Speaking of HBO, the network knows it has some issues to overcome as well. Specifically, the fact it hasn't launched a successful new drama in a while. Not to take away anything from Vinyl or The Leftovers, which are both under-rated, but the dial is not moving for those shows and it was critically acclaimed alone that got them renewed.
Yet HBO has a few more cards to play including the long-delayed but highly anticipated Westworld hitting this fall, along with the return of Sarah Jessica Parker in the comedy Divorce. HBO this week also signed pilot deals for new potential projects from Oscar winners Adam McKay and Kathryn Bigelow so the pipeline is quickly being restocked.
However, what's really going to impact the stock is how HBO's streaming services do, especially after the negative reaction to HBO's first subscription revelations earlier this year. The good news is that the network has made sure shareholders know that area is still a priority.
HBO's streaming strategy is very clever and incorporates all of its marquee properties. From a Game of Thrones after-show (that is essentially a streaming exclusive) to new online content on the horizon from prized acquisitions Bill Simmons and Jon Stewart, you are going to begin seeing the emphasis on streaming begin to pay off.
Showtime also can't be overlooked. While its deals for new films have been severely cut in recent years, the network's original scripted and sports programming has never been stronger.
For example, the Showtime's signature drama series Homeland has seen a resurgence and its stable includes equally critically acclaimed fare like Masters of Sex, Ray Donovan, The Affair and Shameless (which is being called upon for double-duty in 2016).
Like its rivals, 2017 could also be stellar for the CBS-owned cabler as it has the anticipated Twin Peaks revival and Purity on the horizon. Purity is a big win for Showtime as the limited series starring (and co-produced by) Daniel Craig ignited a bidding war. Showtime is just now beginning to embrace the limited series craze, which has worked out well for HBO and other cable networks.
The channel also has a streaming presence with a stand-alone app and add-on deals with companies like Amazon. While it doesn't have the same level of upcoming web/streaming based projects as HBO, it likely still will be able to draw in new subscribers based on that original content.

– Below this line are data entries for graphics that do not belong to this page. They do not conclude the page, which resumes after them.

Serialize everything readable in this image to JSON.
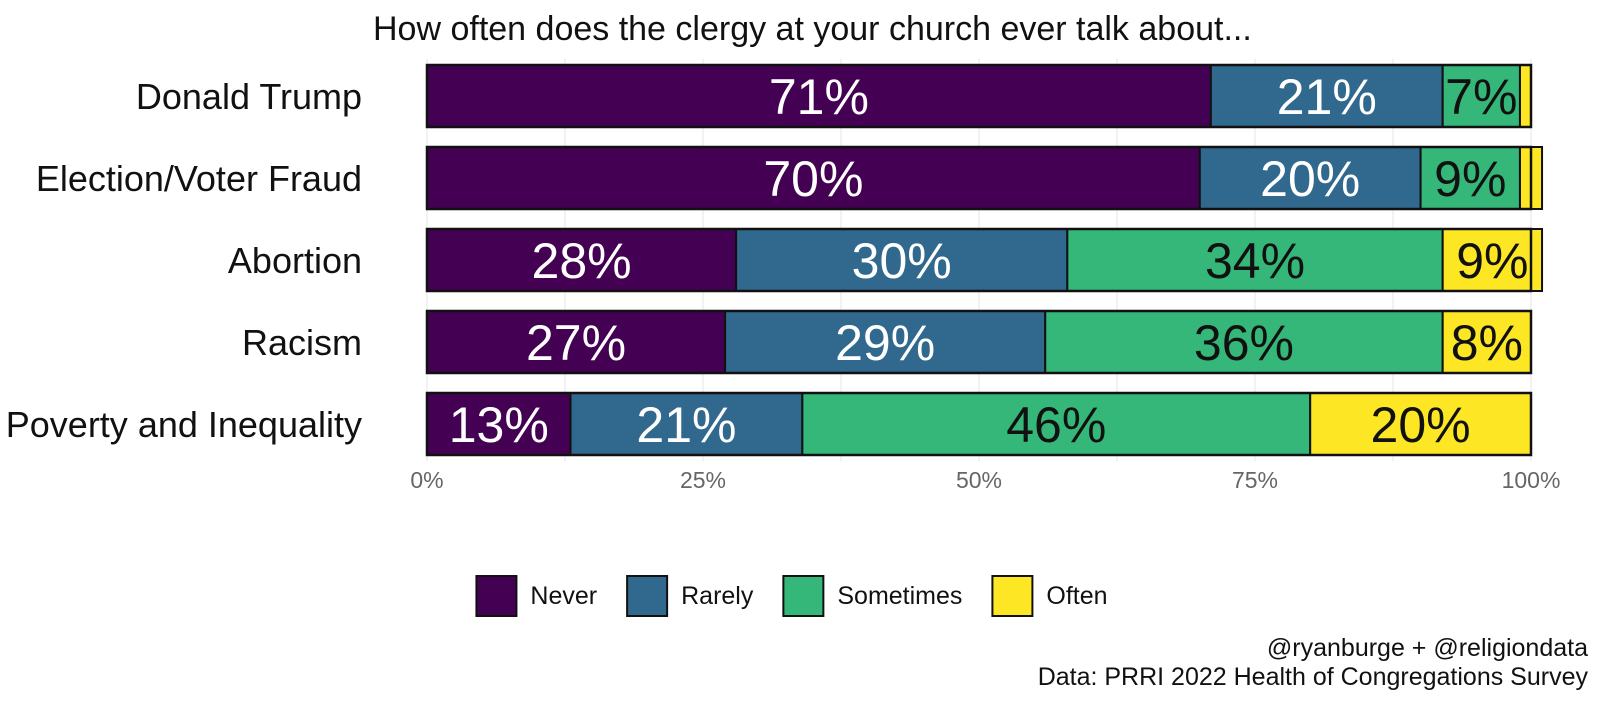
{
  "chart_data": {
    "type": "bar",
    "orientation": "horizontal",
    "stacked": true,
    "title": "How often does the clergy at your church ever talk about...",
    "categories": [
      "Donald Trump",
      "Election/Voter Fraud",
      "Abortion",
      "Racism",
      "Poverty and Inequality"
    ],
    "series": [
      {
        "name": "Never",
        "color": "#440154",
        "label_color": "#ffffff",
        "values": [
          71,
          70,
          28,
          27,
          13
        ]
      },
      {
        "name": "Rarely",
        "color": "#31688e",
        "label_color": "#ffffff",
        "values": [
          21,
          20,
          30,
          29,
          21
        ]
      },
      {
        "name": "Sometimes",
        "color": "#35b779",
        "label_color": "#111111",
        "values": [
          7,
          9,
          34,
          36,
          46
        ]
      },
      {
        "name": "Often",
        "color": "#fde725",
        "label_color": "#111111",
        "values": [
          1,
          2,
          9,
          8,
          20
        ]
      }
    ],
    "labels": [
      [
        "71%",
        "21%",
        "7%",
        ""
      ],
      [
        "70%",
        "20%",
        "9%",
        ""
      ],
      [
        "28%",
        "30%",
        "34%",
        "9%"
      ],
      [
        "27%",
        "29%",
        "36%",
        "8%"
      ],
      [
        "13%",
        "21%",
        "46%",
        "20%"
      ]
    ],
    "xlim": [
      0,
      100
    ],
    "x_ticks": [
      0,
      25,
      50,
      75,
      100
    ],
    "x_tick_labels": [
      "0%",
      "25%",
      "50%",
      "75%",
      "100%"
    ],
    "xlabel": "",
    "ylabel": "",
    "grid": true,
    "legend_position": "bottom"
  },
  "caption": {
    "line1": "@ryanburge + @religiondata",
    "line2": "Data: PRRI 2022 Health of Congregations Survey"
  }
}
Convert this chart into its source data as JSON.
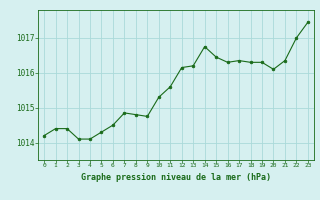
{
  "x": [
    0,
    1,
    2,
    3,
    4,
    5,
    6,
    7,
    8,
    9,
    10,
    11,
    12,
    13,
    14,
    15,
    16,
    17,
    18,
    19,
    20,
    21,
    22,
    23
  ],
  "y": [
    1014.2,
    1014.4,
    1014.4,
    1014.1,
    1014.1,
    1014.3,
    1014.5,
    1014.85,
    1014.8,
    1014.75,
    1015.3,
    1015.6,
    1016.15,
    1016.2,
    1016.75,
    1016.45,
    1016.3,
    1016.35,
    1016.3,
    1016.3,
    1016.1,
    1016.35,
    1017.0,
    1017.45
  ],
  "line_color": "#1a6b1a",
  "marker_color": "#1a6b1a",
  "bg_color": "#d6f0f0",
  "grid_color": "#aadada",
  "label_color": "#1a6b1a",
  "xlabel": "Graphe pression niveau de la mer (hPa)",
  "ylim": [
    1013.5,
    1017.8
  ],
  "yticks": [
    1014,
    1015,
    1016,
    1017
  ],
  "xticks": [
    0,
    1,
    2,
    3,
    4,
    5,
    6,
    7,
    8,
    9,
    10,
    11,
    12,
    13,
    14,
    15,
    16,
    17,
    18,
    19,
    20,
    21,
    22,
    23
  ]
}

The question for all of them eventually becomes will that help them compete with Netflix? The answer is essentially, we will have to wait and see as it is important to keep in mind in many homes people have both Netflix and a premium subscription. Still networks want to maintain an advantage over their competition and no matter the price that will never change.
Disclosure: I am/we are long CBS.
Business relationship disclosure: All opinions expressed are the authors and no compensation outside of Seeking Alpha is being received. While the author has a business relationship with a subsidiary of CBS, it is not related to any divisions discussed and the author is not a full-time employee.